By Sandi Soendker, Land Line editor-in-chief | 11/18/2016

The proposal for the first federal rule with behind-the-wheel requirements for entry-level truck driver training cleared another hurdle this week. The much-hashed-over proposal cleared a review by the White House’s Office of Management and Budget and is now ready for another required step, publication in the Federal Register.

OOIDA has long advocated the need for mandated driver training for all new CDL applicants. The Association’s history to make entry-level driver training a national priority is decades long.

In 2015, the Federal Motor Carrier Safety Administration established a committee of 26 industry stakeholders – including OOIDA - to hammer out the framework of what entry-level driver training should consist of through a negotiated rulemaking process.

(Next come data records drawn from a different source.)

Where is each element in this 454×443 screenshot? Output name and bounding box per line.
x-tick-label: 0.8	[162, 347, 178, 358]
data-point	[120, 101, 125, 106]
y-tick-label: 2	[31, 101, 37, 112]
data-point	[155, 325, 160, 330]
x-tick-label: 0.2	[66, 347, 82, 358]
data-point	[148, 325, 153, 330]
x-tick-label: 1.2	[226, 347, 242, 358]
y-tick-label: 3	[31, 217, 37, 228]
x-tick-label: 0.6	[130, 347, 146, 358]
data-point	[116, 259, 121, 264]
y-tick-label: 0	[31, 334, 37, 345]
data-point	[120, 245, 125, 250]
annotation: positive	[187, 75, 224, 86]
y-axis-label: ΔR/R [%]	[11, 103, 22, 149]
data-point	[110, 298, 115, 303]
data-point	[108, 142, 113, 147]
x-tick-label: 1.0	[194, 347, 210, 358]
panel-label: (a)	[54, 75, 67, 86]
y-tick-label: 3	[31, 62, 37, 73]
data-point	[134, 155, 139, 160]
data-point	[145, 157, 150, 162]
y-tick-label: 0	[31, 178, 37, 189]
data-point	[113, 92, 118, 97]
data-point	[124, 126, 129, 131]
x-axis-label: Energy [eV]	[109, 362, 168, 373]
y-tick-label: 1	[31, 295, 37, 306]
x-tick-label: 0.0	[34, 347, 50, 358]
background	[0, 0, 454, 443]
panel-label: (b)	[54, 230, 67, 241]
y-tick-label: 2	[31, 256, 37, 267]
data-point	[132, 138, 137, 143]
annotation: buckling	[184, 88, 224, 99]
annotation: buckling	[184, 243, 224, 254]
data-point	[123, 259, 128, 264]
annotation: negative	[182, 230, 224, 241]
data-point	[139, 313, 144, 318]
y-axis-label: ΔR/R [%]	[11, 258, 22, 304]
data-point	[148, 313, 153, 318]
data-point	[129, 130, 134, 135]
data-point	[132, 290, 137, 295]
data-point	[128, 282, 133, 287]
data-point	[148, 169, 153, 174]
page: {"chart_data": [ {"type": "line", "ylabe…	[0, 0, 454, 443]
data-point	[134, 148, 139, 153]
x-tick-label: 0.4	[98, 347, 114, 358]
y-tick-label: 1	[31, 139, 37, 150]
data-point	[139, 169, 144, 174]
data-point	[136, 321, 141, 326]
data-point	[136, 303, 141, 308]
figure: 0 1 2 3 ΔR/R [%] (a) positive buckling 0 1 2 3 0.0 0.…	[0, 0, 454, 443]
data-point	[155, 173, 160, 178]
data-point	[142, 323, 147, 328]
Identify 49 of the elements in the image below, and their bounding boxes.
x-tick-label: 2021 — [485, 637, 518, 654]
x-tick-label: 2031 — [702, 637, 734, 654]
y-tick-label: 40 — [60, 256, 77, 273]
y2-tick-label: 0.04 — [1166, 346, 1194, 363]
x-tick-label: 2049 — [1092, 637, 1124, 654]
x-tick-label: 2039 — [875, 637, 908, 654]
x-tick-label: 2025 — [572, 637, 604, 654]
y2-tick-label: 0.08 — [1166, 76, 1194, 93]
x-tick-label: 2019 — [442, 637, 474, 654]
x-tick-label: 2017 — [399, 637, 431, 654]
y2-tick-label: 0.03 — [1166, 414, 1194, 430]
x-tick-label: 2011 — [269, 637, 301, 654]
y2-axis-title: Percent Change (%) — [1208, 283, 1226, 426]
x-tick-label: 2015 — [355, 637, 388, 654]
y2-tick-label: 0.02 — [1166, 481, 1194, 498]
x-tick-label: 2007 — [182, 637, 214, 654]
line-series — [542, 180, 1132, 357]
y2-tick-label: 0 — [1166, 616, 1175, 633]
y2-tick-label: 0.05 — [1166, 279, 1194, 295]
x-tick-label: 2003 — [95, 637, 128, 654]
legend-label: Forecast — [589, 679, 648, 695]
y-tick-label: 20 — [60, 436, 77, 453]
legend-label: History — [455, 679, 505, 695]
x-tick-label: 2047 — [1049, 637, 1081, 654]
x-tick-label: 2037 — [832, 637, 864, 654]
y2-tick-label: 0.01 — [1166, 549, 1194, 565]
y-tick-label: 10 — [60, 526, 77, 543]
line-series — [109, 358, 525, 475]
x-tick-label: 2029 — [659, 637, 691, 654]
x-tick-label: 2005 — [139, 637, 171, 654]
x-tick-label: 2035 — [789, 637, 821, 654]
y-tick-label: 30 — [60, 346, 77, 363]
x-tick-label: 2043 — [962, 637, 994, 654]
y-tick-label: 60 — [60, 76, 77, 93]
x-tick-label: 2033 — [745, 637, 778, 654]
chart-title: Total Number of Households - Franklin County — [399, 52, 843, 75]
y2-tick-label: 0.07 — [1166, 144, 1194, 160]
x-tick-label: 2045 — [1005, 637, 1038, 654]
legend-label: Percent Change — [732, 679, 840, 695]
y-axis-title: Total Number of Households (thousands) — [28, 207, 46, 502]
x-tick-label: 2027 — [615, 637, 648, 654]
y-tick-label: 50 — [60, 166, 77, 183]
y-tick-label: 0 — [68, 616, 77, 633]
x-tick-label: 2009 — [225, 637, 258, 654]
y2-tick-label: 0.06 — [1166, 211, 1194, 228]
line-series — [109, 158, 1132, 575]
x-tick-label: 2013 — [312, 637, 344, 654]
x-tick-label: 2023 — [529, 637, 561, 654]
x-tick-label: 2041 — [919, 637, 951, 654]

The Entry-Level Driver Training Committee concluded its work in June of that year and presented its consensus final recommendation to the agency. That set the next stage of the process in motion. A mandatory 30 hours of behind-the-wheel training was recommended by the committee. The training is to consist of 10 hours on the road, 10 on the “range” (not a public highway), and the remaining 10 to be used as the training provider sees fit.

On March 7 of this year, FMCSA published its Notice of Proposed Rulemaking to the Federal Register and sought comments on the proposal.

On Aug. 30, the agency sent its version to the White House’s Office of Management and Budget. The OMB assists the president in preparing and administering the federal budget. It oversees the performance of federal agencies like the FMCSA and its regulatory policies.

The Association would like even more hours of driving to be required, but agrees 30 is better than the current requirement, which doesn’t mandate any behind the wheel experience.

Managing Editor Jami Jones contributed to this article.